Tuesday, February 17, 2009

Beware! Giant Snakes in Your Future





LOOK! DOWN ON THE GROUND, IT'S A SNAKE! IT'S A MONSTER! IT'S SUPER-SNAKE!!!

You have to love this story, because it reminds us that this earth on which we're riding is not a static thing (not to be confused with static cling).

And besides, how many times in your life do you get to type the phrase "Super Snake?"

Here we see a Los Angeles Times photo of a python, there to show you the scale of what he (or she) is crawling on.

It is a fossil of a vertebrae of a previously undiscovered species of snake justly named "Titanoboa."

According to this story in the Los Angeles Times, recently discovered remains of Titanoboa indicate it weighed 2,500 pounds, was as long as a school bus and could swallow a crocodile.

This, indeed, makes an anaconda, currently the world's largest snake, look like a red wiggler.

Found in an open coal pit in Columbia, where a substance, when burned, may just ensure that some other species we now know will become extinct, Titanoboa required a warmer climate than we have today.

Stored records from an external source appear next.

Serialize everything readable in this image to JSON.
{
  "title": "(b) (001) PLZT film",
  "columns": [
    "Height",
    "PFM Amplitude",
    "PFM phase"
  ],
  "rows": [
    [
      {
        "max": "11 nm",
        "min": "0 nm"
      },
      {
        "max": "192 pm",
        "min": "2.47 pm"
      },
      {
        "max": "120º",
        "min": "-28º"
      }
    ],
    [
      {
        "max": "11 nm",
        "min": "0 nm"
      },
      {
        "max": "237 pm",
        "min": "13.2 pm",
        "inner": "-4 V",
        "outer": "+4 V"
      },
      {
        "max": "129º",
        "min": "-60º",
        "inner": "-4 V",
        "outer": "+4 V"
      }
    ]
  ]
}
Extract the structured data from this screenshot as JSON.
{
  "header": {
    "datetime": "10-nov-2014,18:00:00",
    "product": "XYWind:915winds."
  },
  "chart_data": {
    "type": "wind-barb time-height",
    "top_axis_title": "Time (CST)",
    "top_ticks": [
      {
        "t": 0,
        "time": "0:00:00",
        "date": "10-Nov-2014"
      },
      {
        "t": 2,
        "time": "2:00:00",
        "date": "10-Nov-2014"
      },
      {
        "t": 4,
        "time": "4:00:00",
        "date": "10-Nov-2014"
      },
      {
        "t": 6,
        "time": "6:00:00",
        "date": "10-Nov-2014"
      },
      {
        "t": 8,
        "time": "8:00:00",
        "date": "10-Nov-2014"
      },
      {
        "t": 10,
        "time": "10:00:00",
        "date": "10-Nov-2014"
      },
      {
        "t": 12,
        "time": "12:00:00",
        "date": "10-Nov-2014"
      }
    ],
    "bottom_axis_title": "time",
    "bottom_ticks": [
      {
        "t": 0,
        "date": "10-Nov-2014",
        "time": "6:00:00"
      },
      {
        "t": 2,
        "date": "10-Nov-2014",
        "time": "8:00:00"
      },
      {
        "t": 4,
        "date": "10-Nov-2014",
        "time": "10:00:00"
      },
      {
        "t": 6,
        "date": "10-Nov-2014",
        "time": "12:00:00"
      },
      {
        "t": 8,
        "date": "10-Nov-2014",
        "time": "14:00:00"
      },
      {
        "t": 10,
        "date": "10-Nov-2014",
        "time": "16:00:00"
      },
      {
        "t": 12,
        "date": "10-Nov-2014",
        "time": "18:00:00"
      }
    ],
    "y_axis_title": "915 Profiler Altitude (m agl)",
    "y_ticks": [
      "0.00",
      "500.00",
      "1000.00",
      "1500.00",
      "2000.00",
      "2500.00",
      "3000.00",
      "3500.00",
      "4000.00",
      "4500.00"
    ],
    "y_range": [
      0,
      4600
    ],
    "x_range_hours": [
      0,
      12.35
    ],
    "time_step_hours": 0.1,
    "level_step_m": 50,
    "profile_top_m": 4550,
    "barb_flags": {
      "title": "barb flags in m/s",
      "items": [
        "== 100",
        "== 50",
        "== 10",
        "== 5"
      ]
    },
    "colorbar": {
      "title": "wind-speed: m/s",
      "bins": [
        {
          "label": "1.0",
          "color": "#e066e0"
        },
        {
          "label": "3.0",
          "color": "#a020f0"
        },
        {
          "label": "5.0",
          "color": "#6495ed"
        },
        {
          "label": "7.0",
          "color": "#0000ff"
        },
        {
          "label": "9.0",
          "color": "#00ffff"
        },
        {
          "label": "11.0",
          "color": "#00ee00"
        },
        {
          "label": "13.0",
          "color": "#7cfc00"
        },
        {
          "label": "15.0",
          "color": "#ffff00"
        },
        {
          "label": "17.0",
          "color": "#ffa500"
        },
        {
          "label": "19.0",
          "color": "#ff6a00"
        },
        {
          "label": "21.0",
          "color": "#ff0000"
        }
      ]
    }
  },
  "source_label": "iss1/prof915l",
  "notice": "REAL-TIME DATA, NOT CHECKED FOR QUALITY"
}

As the Times reported: "Because snakes and other reptiles are coldblooded -- technically, poikilothermic -- they rely on heat in the environment. Generally, the farther from the equator that a reptile lives, the smaller it has to be.Extrapolating from the energy requirements of modern snakes, the team estimated that Titanoboa required an average temperature of 86 to 93 degrees Fahrenheit, somewhat higher than the modern average of about 83 degrees in coastal Colombia."

So there you have it folks, everything old, and by this we mean REALLY OLD, is new again. The more coal we burn, the warmer we make the earth, the more likely that our great-great-great-great-great-great grandchildren will be fending off attacks by giant snakes.

Just one more reason to do what we can to stop global warming or, as my friend Sue Fordyce at the Schuylkill River National Heritage Area suggested at the end of one of my previous posts, "climate change."

Whatever you want to call it, I call the threat of bringing back the era of giant snakes one more reason to lower your carbon foot-print, although it would make a great summer blockbuster...paging Joel Schumacher!